A Nigerian living in Houston, Texas speaks on the flood and the breakdown of the reservoir.
The city of Houston was one of the worst hit places by the heavy rainfall and Hurricane Harvey. The torrential rain and devastating wind have made over one million people evacuate their homes in Texas. This also includes Nigerians.
Pulse reached out to one of the many Nigerians living in Houston to recount his experience with the flood and the hurricane.
Koko-Ete Obott who works as a Petroleum/Drilling Engineer was fortunate not to live in any of the flood prone areas when the rains started. "Where I live is not close to any Bayou and has good drainage, but once I live my community/estate it gets worse," he said.
One of the places hit by the torrential rain was a medical centre in Houston. "My friend at the medical centre is waiting for a helicopter (coast guards) to pick him up, the whole ground floor is covered with water and he's on the 2nd floor, no electricity," he said.
Another place that was greatly affected was Richmond, a suburb in Texas. Koko's cousin Albert Itauma, a student at the University of Houston, lives there and he was trapped in the heavy flood and had to be rescued.
According to Koko, it was not the rain that actually got the cities in Texas flooded. It was the reservoirs. Some of the reservoirs hit the maximum capacity and when it couldn't contain the water anymore it broke. This is what led to Richmond being flooded. Below is a photo of his cousin being rescued.
"That reservoir's capacity might be 90 billion litres of water, so imagine all that water pouring out. And the water started going backwards. There are more communities to the back of the reservoir. So they had to open the reservoir to flood some other places to prevent a bigger damage" Koko says.
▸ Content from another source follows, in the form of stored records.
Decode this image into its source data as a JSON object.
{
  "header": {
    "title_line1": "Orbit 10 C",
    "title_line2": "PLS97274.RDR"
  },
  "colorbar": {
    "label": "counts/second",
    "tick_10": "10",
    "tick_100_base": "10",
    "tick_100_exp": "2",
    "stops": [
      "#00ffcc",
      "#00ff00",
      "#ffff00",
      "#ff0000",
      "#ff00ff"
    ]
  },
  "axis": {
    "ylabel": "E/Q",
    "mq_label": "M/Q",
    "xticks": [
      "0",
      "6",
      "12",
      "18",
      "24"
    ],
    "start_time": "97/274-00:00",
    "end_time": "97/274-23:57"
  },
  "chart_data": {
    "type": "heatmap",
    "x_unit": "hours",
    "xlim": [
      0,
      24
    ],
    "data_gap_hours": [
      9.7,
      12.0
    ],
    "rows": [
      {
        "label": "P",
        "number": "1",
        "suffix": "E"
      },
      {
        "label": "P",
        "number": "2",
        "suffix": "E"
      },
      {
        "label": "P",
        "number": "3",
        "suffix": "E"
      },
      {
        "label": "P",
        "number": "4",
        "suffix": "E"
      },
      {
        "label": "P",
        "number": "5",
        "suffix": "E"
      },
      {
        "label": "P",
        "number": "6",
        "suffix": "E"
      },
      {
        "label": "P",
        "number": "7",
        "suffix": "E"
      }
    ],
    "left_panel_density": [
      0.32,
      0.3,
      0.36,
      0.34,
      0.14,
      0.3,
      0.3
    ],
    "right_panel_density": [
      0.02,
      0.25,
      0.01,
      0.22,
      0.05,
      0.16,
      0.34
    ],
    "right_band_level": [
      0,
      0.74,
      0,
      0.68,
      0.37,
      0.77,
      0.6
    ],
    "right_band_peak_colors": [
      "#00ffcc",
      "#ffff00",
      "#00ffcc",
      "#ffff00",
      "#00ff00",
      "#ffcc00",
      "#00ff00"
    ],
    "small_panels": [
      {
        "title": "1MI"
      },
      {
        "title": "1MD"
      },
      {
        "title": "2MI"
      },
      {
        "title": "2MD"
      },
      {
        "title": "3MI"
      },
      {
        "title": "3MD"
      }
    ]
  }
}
"The flood was too much, and the government issued an evacuation but most people had lived there for many decades and had not seen any flood before.
"Some people didn't go and the rate at which the water came in, it wasn't as if the rain increased. It was the reservoir that was flooding them not the rain. It entered their house in no time, like in an hour or two hours" he further explained.
This was on the night of the Mayweather/McGregor fight.
By Thursday, September 1, 2017, the situation had improved. "The sun is out and no more rain, but the two major Reservoirs, Brazos and Addicks are full. So they have to relieve it and that will allow it to flow through the city from north west to south east to the gulf. So there'll still be flood till that is complete. So they evacuated some communities in advanced while they carry this operation" he revealed.
The death toll so far has hit 40 and officials fear that the number will increase. There are no records yet that a Nigerian drowned in the flood.